In the third period, Gustafsson threw a good shoulder check at Chris Oddleifson, who responded with an elbow that drew a roar from the crowd. It occurred in front of Morel, yet he skated away without a call.

Saturday on Long Island, the Capitals' Rolf Edberg was in front of the Islanders' net when former Capital Gord Lane first speared him with his stick, then threw a punch. Referee Alf Lejeune made no penalty call and it was Capital Paul Mulvey who skated in to calm things down.

Green has placed Mulvey on left wing alongside Edberg and Gustafsson for just that reason. Earlier, there were attempts to ice an all-Scandinavian line with either Antero Lehtonen or Leif Svensson at left wing, but protection became more important than skill.

Actually, Mulvey is not sure the Swedes need any bodyguards. He is impressed by their courage.

"Rolf's gutsy, the way he gets in front of that net, and Gus hands out some pretty good checks," Mulvey said. "I wasn't told anything directly about helping them out that way, but I always worry about my linemates and, if I see something, I'll make sure something's done about it.

"It might give them more confidence with a guy my size out there. I think the guys on the other team know that if my guys are getting it, I'll be in there."

Edberg admits that cheap shots have occured, with Lane's spearing the most vivid memory, but he is more concerned with the constant hooking and interference that reduce his skating ability.

There is a lot of interference, more this year than last," Edberg said. "I must be in very good shape to avoid it. You have to have strong legs, because it is the same every game. All the defensemen in the whole league seem to be strong guys and it is easy for them to hold you out of the play."

Gustafsson is so adept at faking oppposing players that Green was forced to suggest that he adjust his play, For one thing, the defenders were whacking him with their sticks as he went by. For another, they were so embarrassed they sought revenge by assault the next time around.

"Vancouver was completely out to get Gussy and we had some discussion with Gussy about not trying to beat so many guys," Green said. "We told him to beat one and pass off. If he'd tried to do it all himself against Vancouver, he would have been exhausted."

Gustafsson was pleasantly surprised not to be troubled much by the "dirty stuff" in early games, but a few of his whirlwind moves sent his reputation soaring. It will be interesting Wednesday in Toronto to see how the Maple Leafs' Greg Hotham treats him, for instance.In the teams' first meeting, Gustafsson faked Hotham broke his stick on the crossbar.

"Of course I expect the dirty stuff," Gustafsson said. "Maybe they didn't know me before. For five or six games, it wasn't bad. Now it's all the same."

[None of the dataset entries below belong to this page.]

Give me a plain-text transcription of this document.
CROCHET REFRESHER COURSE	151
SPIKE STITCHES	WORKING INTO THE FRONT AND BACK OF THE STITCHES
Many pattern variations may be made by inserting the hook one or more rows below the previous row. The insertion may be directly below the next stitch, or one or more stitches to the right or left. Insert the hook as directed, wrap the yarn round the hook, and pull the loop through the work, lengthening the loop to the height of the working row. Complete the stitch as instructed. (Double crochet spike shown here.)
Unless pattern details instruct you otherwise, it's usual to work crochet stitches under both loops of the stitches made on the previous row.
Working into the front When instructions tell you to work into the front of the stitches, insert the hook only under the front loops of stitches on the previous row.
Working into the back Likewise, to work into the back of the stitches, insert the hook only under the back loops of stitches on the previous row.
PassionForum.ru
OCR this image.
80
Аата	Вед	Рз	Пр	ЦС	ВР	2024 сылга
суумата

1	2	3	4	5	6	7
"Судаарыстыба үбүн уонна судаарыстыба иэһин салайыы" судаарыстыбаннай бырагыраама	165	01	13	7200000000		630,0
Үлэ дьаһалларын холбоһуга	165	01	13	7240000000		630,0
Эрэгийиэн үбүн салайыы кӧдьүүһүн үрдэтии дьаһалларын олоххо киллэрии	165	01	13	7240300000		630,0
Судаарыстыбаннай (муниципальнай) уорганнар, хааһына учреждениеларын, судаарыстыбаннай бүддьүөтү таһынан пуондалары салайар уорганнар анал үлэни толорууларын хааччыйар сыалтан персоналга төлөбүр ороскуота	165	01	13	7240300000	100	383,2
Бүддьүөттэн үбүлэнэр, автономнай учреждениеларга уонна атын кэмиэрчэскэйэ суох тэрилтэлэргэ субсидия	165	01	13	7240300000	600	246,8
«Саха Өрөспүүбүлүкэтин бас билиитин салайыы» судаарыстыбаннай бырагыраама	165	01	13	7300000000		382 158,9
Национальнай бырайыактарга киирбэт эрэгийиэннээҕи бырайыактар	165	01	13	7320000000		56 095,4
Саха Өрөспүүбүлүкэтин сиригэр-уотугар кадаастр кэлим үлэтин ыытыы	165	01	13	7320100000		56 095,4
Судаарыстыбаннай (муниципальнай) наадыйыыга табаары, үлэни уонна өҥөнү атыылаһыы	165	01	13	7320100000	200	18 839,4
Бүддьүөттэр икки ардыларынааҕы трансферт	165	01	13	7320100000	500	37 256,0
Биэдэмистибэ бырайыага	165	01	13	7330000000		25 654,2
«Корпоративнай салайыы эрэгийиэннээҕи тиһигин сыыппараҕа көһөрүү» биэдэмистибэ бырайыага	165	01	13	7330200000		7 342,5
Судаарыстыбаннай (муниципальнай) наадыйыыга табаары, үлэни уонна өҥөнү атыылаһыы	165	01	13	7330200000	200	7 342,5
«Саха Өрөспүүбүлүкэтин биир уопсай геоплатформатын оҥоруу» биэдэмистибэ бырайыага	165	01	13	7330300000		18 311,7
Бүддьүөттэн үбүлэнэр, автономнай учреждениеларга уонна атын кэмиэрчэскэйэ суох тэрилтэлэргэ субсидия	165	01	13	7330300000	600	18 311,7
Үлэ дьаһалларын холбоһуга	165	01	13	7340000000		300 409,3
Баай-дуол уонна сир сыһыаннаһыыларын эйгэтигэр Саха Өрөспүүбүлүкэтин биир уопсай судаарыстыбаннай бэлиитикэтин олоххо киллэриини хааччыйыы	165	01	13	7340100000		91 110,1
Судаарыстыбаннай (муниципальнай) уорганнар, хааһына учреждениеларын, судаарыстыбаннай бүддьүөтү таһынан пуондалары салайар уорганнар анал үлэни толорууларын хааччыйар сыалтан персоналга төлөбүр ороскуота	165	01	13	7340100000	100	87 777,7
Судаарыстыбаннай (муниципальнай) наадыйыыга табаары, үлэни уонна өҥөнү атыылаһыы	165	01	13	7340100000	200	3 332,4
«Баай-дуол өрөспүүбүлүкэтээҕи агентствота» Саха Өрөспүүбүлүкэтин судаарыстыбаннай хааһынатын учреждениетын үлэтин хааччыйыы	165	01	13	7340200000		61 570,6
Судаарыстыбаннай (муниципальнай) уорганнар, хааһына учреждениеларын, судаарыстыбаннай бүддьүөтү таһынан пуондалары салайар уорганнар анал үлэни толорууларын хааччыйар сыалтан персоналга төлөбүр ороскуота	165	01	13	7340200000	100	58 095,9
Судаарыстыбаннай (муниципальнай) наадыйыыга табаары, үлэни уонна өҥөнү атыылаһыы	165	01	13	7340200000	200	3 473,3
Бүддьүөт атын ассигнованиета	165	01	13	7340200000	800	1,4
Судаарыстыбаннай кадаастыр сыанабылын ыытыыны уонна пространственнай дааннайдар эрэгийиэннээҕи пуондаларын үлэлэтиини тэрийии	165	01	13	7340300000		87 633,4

In fact, an alleged "suckering" of one of the Rangers' Swedes triggered a 10-minute melee following Sunday night's game against Boston in which Bruin palyers climbed into the stands and fought with Madison Square Garden fans. Four spectators were arrested.

Afterward, a Garden official placed the blame for the incident on the referee.

It seems to be the same for other clubs' Swedes, too. Ranger Coach Fred Shero who guides the tricky moves of Anders Hedberg and Ulf Nilsson, launched a tirade at referee Bryan Lewis after a recent game against Philadelphia.

"I don't see why a Swede has to get murdered before they finally call a two-minute penalty for holding," Shero said. "They play the game cleanly and work so hard that it's a crime to hold them back because they weren't born in North America.

"Does it make the NHL look bad if they do well? Do they want to make sure there aren't too many foreigners up near the top of the scoring list? Last year we sent game films of them getting mugged, over and over, to the league office, but nothing happened."

As memory serves, however, Shero was not complaining about Lewis the night before the Flyers' game. On that occasion, the Rangers played Washington and on the same shift Barry Beck hauled down Gustafsson and Ron Greschener grabbed Edberg. In neither case was a penalty called, although the violations were blatant.

Apparently, the color of the uniform is sometimes able to color the view of a mugging.